Surely Blackpool already has a beach? Well, yes, but the apparatchiks heading up the urban regeneration company ReBlackpool, one of a plethora of quangos tasked with spending money ‘revitalising’ and ‘regenerating’ Britain’s towns and cities, clearly thought that nature’s sandy offering just wasn’t good enough.
The problem was tides. That dastardly natural phenomenon meant that Blackpool beach was inundated by the sea twice – twice! – a day. Something had to be done. Now, ReBlackpool must have done its homework, or at least heard about old King Canute, so they didn’t try that little number. If the sea can’t be kept at bay, then let’s take the beach from the sea.
So, the organisation spent £45,000 to create an artificial beach, 180 metres long, on St Chads headland. They shifted 5,000 tonnes of local sand from nature’s beach to the man-made imitation, so the existing sand can’t have been that bad.
Here’s how the organisation’s chief executive, Doug Garrett, enthused about the cloned beach: “This new beach will offer a unique opportunity to residents and visitors to enjoy the thrills and spills of beach volleyball, football and basketball regardless of whether the tide is in or out. We lose the beach twice every day because of the tides – but this beach on the prom will put an end to that and allow people to play sports or relax in the sand as and when they want to.”
Hurrah for human ingenuity, then, not to mention the largesse of quangocrats with a blank government chequebook to underwrite another meaningless gimmick – what would poor old Joe Public do without them!
So much for PR-newspeak, but surely one of the essentials of the beach resort experience are the tides? In any case, wouldn’t the money have been better spent on boosting the attractions and entertainment on the seafront; the traditional way of enjoying a resort while the tide is in? Perhaps such a question reveals just why this grizzled old hack isn’t a regeneration apparatchik with a small fortune to spend.

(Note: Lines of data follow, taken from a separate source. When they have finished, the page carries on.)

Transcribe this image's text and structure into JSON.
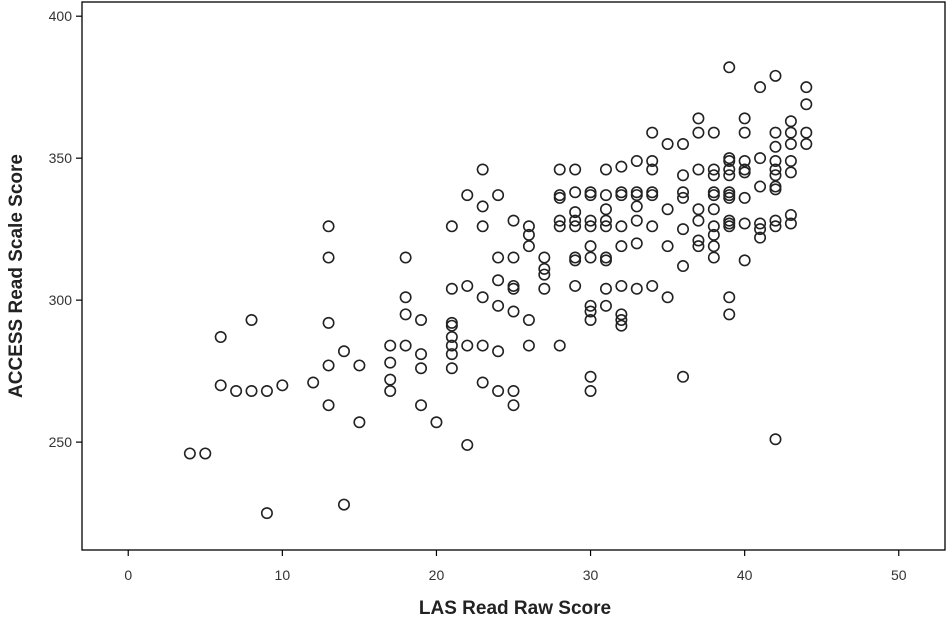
{
  "chart_data": {
    "type": "scatter",
    "title": "",
    "xlabel": "LAS Read Raw Score",
    "ylabel": "ACCESS Read Scale Score",
    "xlim": [
      -3,
      53
    ],
    "ylim": [
      212,
      405
    ],
    "xticks": [
      0,
      10,
      20,
      30,
      40,
      50
    ],
    "yticks": [
      250,
      300,
      350,
      400
    ],
    "grid": false,
    "legend": "none",
    "marker": "open-circle",
    "colors": {
      "marker": "#222222",
      "frame": "#000000",
      "background": "#ffffff"
    },
    "series": [
      {
        "points": [
          [
            4,
            246
          ],
          [
            5,
            246
          ],
          [
            6,
            287
          ],
          [
            6,
            270
          ],
          [
            7,
            268
          ],
          [
            8,
            268
          ],
          [
            8,
            293
          ],
          [
            9,
            268
          ],
          [
            9,
            225
          ],
          [
            10,
            270
          ],
          [
            12,
            271
          ],
          [
            13,
            326
          ],
          [
            13,
            315
          ],
          [
            13,
            292
          ],
          [
            13,
            277
          ],
          [
            13,
            263
          ],
          [
            14,
            282
          ],
          [
            14,
            228
          ],
          [
            15,
            277
          ],
          [
            15,
            257
          ],
          [
            17,
            284
          ],
          [
            17,
            278
          ],
          [
            17,
            272
          ],
          [
            17,
            268
          ],
          [
            18,
            315
          ],
          [
            18,
            301
          ],
          [
            18,
            295
          ],
          [
            18,
            284
          ],
          [
            19,
            293
          ],
          [
            19,
            281
          ],
          [
            19,
            276
          ],
          [
            19,
            263
          ],
          [
            20,
            257
          ],
          [
            21,
            326
          ],
          [
            21,
            304
          ],
          [
            21,
            292
          ],
          [
            21,
            291
          ],
          [
            21,
            287
          ],
          [
            21,
            284
          ],
          [
            21,
            281
          ],
          [
            21,
            276
          ],
          [
            22,
            337
          ],
          [
            22,
            305
          ],
          [
            22,
            284
          ],
          [
            22,
            249
          ],
          [
            23,
            346
          ],
          [
            23,
            333
          ],
          [
            23,
            326
          ],
          [
            23,
            301
          ],
          [
            23,
            284
          ],
          [
            23,
            271
          ],
          [
            24,
            337
          ],
          [
            24,
            315
          ],
          [
            24,
            307
          ],
          [
            24,
            298
          ],
          [
            24,
            282
          ],
          [
            24,
            268
          ],
          [
            25,
            328
          ],
          [
            25,
            315
          ],
          [
            25,
            305
          ],
          [
            25,
            304
          ],
          [
            25,
            296
          ],
          [
            25,
            268
          ],
          [
            25,
            263
          ],
          [
            26,
            326
          ],
          [
            26,
            323
          ],
          [
            26,
            319
          ],
          [
            26,
            293
          ],
          [
            26,
            284
          ],
          [
            27,
            315
          ],
          [
            27,
            311
          ],
          [
            27,
            309
          ],
          [
            27,
            304
          ],
          [
            28,
            346
          ],
          [
            28,
            337
          ],
          [
            28,
            336
          ],
          [
            28,
            328
          ],
          [
            28,
            326
          ],
          [
            28,
            284
          ],
          [
            29,
            346
          ],
          [
            29,
            338
          ],
          [
            29,
            331
          ],
          [
            29,
            328
          ],
          [
            29,
            326
          ],
          [
            29,
            315
          ],
          [
            29,
            314
          ],
          [
            29,
            305
          ],
          [
            30,
            338
          ],
          [
            30,
            337
          ],
          [
            30,
            328
          ],
          [
            30,
            326
          ],
          [
            30,
            319
          ],
          [
            30,
            315
          ],
          [
            30,
            298
          ],
          [
            30,
            296
          ],
          [
            30,
            293
          ],
          [
            30,
            273
          ],
          [
            30,
            268
          ],
          [
            31,
            346
          ],
          [
            31,
            337
          ],
          [
            31,
            332
          ],
          [
            31,
            328
          ],
          [
            31,
            326
          ],
          [
            31,
            315
          ],
          [
            31,
            314
          ],
          [
            31,
            304
          ],
          [
            31,
            298
          ],
          [
            32,
            347
          ],
          [
            32,
            338
          ],
          [
            32,
            337
          ],
          [
            32,
            326
          ],
          [
            32,
            319
          ],
          [
            32,
            305
          ],
          [
            32,
            295
          ],
          [
            32,
            293
          ],
          [
            32,
            291
          ],
          [
            33,
            349
          ],
          [
            33,
            338
          ],
          [
            33,
            337
          ],
          [
            33,
            333
          ],
          [
            33,
            328
          ],
          [
            33,
            320
          ],
          [
            33,
            304
          ],
          [
            34,
            359
          ],
          [
            34,
            349
          ],
          [
            34,
            346
          ],
          [
            34,
            338
          ],
          [
            34,
            337
          ],
          [
            34,
            326
          ],
          [
            34,
            305
          ],
          [
            35,
            355
          ],
          [
            35,
            332
          ],
          [
            35,
            319
          ],
          [
            35,
            301
          ],
          [
            36,
            355
          ],
          [
            36,
            344
          ],
          [
            36,
            338
          ],
          [
            36,
            336
          ],
          [
            36,
            325
          ],
          [
            36,
            312
          ],
          [
            36,
            273
          ],
          [
            37,
            364
          ],
          [
            37,
            359
          ],
          [
            37,
            346
          ],
          [
            37,
            332
          ],
          [
            37,
            328
          ],
          [
            37,
            321
          ],
          [
            37,
            319
          ],
          [
            38,
            359
          ],
          [
            38,
            346
          ],
          [
            38,
            344
          ],
          [
            38,
            338
          ],
          [
            38,
            337
          ],
          [
            38,
            332
          ],
          [
            38,
            326
          ],
          [
            38,
            323
          ],
          [
            38,
            319
          ],
          [
            38,
            315
          ],
          [
            39,
            382
          ],
          [
            39,
            350
          ],
          [
            39,
            349
          ],
          [
            39,
            346
          ],
          [
            39,
            344
          ],
          [
            39,
            338
          ],
          [
            39,
            337
          ],
          [
            39,
            336
          ],
          [
            39,
            328
          ],
          [
            39,
            327
          ],
          [
            39,
            326
          ],
          [
            39,
            301
          ],
          [
            39,
            295
          ],
          [
            40,
            364
          ],
          [
            40,
            359
          ],
          [
            40,
            349
          ],
          [
            40,
            346
          ],
          [
            40,
            345
          ],
          [
            40,
            336
          ],
          [
            40,
            327
          ],
          [
            40,
            314
          ],
          [
            41,
            375
          ],
          [
            41,
            350
          ],
          [
            41,
            340
          ],
          [
            41,
            327
          ],
          [
            41,
            325
          ],
          [
            41,
            322
          ],
          [
            42,
            379
          ],
          [
            42,
            359
          ],
          [
            42,
            354
          ],
          [
            42,
            349
          ],
          [
            42,
            346
          ],
          [
            42,
            344
          ],
          [
            42,
            340
          ],
          [
            42,
            339
          ],
          [
            42,
            328
          ],
          [
            42,
            326
          ],
          [
            42,
            251
          ],
          [
            43,
            363
          ],
          [
            43,
            359
          ],
          [
            43,
            355
          ],
          [
            43,
            349
          ],
          [
            43,
            345
          ],
          [
            43,
            330
          ],
          [
            43,
            327
          ],
          [
            44,
            375
          ],
          [
            44,
            369
          ],
          [
            44,
            359
          ],
          [
            44,
            355
          ]
        ]
      }
    ]
  }
}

Still, at least the local feline population will be pleased with the new toilet facilities, then again perhaps not. The bill for the beach includes two machines intended to clean the sand on a daily basis. ReBlackpool has clearly thought of everything.
The Europe Minister was perhaps considered more likely to maintain her footing than her husband as she cut the ribbon.
Blackpool’s beach mk II is billed as a 24-hour-a-day attraction, and will be kept open for six weeks. The beach will be dismantled on the 17 August to make way for the beach volleyball CEV European Championship Tour and the English Masters tournament, which is being held on the promenade from 10-13 September.
When the sandy beach finally shuffles away, however, it might only be a temporary absence; the regeneration company says it will be assessing the beach to test the feasibility of rebuilding it on a permanent basis in the future. So, there is more to beach mkII than “fun, games and relaxation” – but also a serious measure to study the effects of “wind and traffic movements on the sand”. ReBlackpool also want to study how “the public interact with and use the beach”. So, they’re building sandcastles, then?
Quite why they couldn’t use nature’s offering to study how people “interact” with the sand is another matter. Oh yes, blast – those damnable tides might wash the clipboards away. Life is such a beach.